JAKARTA - Ketua Umum Asosiasi Pengusaha Indonesia (Apindo) Hariyadi Sukamdani menilai kebijakan pemindahan Ibu Kota dari Jakarta ke luar Pulau Jawa harus memiliki payung hukum yang kuat. Sebab, pemindahan Ibu Kota tak bisa rampung hanya dalam hitungan 5 tahun, di mana siklus pemerintahan juga akan berganti.
"Masalah pemindahan Ibu Kota itu ide yang bagus untuk membuat daerah pertumbuhan baru. Tapi harus diingat, sifat pemindahan Ibu Kota itu jangka panjang, karena memerlukan persiapan tata ruang, dana, wilayahnya dan sebagainya. Tidak mungkin selesai dalam waktu lima tahun," ujarnya ditemui di Gedung Bank Indonesia, Jakarta, Jumat (3/5/2019).
Baca Juga: Ibu Kota Pindah, Menko Luhut: Ya Serius!
Menurut Hariyadi, dengan adanya kekuatan hukum yang mengikat kebijakan tersebut, jika terjadi pergantian pemimpin negara maka proses pemindahan Ibu Kota dapat tetap berlanjut. Sebab, keberlanjutan sangat berkaitan dengan investasi di Ibu Kota baru itu.

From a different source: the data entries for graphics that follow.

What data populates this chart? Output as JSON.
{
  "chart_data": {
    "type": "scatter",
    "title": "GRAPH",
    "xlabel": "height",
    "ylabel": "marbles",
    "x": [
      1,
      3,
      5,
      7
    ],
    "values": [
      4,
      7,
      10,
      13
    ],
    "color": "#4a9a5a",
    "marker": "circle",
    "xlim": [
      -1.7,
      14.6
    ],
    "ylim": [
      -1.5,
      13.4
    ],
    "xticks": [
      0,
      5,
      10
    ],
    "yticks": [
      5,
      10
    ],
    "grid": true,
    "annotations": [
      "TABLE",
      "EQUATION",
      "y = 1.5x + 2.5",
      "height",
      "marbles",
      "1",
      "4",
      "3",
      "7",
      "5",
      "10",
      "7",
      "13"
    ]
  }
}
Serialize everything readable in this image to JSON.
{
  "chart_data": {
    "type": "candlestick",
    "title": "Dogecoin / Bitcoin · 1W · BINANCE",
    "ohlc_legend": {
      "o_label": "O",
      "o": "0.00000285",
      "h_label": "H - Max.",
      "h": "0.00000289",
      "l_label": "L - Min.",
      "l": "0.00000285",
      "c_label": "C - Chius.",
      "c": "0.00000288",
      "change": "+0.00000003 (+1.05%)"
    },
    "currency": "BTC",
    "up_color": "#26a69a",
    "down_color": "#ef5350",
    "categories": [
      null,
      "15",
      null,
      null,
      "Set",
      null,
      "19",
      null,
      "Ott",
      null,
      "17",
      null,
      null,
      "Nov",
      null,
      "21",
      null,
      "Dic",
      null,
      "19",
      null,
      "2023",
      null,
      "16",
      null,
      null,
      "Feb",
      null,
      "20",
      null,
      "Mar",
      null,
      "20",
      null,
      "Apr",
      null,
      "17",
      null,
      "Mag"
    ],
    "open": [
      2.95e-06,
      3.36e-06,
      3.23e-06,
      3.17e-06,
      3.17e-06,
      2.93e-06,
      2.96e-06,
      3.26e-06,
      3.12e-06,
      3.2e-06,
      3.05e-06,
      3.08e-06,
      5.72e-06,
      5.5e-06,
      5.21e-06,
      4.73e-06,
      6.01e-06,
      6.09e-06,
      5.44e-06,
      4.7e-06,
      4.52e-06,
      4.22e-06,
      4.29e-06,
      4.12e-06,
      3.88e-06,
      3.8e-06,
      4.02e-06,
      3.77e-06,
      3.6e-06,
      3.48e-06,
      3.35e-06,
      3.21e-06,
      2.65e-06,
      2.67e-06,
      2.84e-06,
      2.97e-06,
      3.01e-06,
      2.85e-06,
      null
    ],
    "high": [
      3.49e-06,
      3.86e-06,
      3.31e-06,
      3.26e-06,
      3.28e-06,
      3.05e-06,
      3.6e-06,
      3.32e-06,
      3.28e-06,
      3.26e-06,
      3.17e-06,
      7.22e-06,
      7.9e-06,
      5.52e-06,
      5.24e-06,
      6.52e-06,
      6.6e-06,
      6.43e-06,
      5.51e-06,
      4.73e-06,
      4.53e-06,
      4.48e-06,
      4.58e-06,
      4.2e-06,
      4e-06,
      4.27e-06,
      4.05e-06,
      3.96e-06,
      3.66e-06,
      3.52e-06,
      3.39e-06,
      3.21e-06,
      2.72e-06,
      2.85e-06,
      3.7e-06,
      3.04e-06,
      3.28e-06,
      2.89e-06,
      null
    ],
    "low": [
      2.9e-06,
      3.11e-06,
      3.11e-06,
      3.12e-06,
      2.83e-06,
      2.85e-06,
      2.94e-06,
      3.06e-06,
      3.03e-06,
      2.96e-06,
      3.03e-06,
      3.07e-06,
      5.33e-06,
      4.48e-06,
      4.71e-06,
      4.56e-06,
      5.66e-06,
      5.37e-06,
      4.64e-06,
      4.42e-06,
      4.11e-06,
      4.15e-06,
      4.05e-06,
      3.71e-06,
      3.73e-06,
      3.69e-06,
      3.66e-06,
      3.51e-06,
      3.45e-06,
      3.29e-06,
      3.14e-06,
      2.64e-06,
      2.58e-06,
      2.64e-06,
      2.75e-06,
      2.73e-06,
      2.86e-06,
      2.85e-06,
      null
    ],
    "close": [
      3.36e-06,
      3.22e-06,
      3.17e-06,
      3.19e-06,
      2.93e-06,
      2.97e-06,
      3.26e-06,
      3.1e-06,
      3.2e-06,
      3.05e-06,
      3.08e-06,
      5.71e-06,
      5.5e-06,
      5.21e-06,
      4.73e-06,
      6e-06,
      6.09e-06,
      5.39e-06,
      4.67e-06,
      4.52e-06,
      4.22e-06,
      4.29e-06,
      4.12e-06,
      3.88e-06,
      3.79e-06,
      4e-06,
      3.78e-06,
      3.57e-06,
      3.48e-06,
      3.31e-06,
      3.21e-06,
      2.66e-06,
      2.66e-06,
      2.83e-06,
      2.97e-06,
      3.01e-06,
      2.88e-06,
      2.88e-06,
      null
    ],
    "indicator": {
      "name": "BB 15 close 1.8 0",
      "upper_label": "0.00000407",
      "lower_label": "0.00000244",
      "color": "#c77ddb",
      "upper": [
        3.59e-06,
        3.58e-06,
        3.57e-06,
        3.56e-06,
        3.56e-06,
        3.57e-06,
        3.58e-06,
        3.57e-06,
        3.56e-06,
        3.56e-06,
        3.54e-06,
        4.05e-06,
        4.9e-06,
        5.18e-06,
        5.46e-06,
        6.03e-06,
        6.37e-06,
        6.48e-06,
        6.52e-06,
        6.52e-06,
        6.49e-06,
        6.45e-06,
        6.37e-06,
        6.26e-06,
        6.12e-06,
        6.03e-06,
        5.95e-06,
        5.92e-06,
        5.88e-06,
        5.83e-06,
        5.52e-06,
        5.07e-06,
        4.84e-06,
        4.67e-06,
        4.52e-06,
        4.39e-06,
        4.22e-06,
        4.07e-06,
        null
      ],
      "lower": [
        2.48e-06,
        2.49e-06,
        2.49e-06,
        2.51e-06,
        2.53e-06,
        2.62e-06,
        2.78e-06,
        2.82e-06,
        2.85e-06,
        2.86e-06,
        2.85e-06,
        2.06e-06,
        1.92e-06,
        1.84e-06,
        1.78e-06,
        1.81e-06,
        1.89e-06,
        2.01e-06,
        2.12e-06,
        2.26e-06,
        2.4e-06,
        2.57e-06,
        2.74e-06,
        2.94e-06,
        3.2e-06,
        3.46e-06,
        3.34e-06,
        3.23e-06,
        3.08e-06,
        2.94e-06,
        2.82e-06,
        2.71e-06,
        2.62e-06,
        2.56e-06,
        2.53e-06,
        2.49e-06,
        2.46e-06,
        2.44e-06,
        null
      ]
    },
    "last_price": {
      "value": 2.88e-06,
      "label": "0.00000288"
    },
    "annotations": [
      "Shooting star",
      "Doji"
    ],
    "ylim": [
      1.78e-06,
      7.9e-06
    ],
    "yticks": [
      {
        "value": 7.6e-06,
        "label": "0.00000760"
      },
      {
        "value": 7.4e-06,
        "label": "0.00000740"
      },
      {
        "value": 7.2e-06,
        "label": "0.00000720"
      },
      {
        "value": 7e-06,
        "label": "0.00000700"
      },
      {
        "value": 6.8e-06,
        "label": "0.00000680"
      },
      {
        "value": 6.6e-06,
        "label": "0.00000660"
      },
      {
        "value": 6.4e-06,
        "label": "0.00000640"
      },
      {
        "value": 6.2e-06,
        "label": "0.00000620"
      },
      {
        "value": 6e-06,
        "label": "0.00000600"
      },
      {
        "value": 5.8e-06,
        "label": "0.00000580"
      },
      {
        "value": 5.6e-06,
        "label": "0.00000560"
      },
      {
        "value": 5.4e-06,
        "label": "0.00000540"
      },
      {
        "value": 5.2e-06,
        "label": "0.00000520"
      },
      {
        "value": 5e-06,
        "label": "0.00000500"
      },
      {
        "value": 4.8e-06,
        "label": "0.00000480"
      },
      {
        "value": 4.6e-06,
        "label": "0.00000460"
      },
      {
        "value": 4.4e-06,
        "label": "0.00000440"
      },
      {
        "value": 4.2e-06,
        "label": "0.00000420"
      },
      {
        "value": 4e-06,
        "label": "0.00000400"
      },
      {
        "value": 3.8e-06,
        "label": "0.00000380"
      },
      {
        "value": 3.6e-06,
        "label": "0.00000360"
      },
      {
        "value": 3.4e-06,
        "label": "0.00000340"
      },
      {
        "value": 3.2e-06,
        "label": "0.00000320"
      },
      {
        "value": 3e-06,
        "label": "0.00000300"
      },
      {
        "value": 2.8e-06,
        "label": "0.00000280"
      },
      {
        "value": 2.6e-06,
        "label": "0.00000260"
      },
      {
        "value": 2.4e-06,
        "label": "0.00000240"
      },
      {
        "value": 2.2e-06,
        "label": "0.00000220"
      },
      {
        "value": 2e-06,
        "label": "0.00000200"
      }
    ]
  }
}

"Kalau tidak berlanjut akibatnya akan merugikan kita semua, karena dananya sudah keluar," imbuh dia.
Oleh sebab itu, dirinya berharap pemerintah bisa menyediakan payung hukum yang jelas dan perencanaan yang matang, sebelum benar-benar memutuskan pemindahan Ibu Kota. Dengan demikian, negara juga tidak perlu menanggung kerugian-kerugian yang sebenarnya bisa diantisipasi.
"Jadi ini memerlukan jaminan jangka panjang, jangan sampai nanti sudah diputuskan tapi ke depannya tidak jalan. Ini kelemahan kita. Ini juga menjadi faktor yang perlu dipertimbangkan," tegasnya.
Sekedar diketahui, pemerintah memiliki tiga kandidat pemindahan Ibu Kota yakni di Sumatera, Kalimantan, atau Sulawesi. Di mana ada dua skema pemindahan yakni pertama dengan anggaran Rp466 triliun untuk kebutuhan lahan mencapai 40 ribu hektare (ha) dan 1,5 juta jiwa terdiri dari seluruh aparatur sipil negara (ASN) yang bekerja di kementerian dan lembaga (k/l), tingkat legislatif dan yudikatif, serta pelaku ekonomi dan anggota TNI dan Polri.
Skema kedua yakni dengan anggaran Rp322 triliun untuk kebutuhan lahan mencapai 30 ribu ha dan ASN yang bekerja di tingkat k/l, tingkat legislatif dan yudikatif, serta pelaku ekonomi dan anggota TNI dan Polri yang bermigrasi sebanyak 870 jiwa.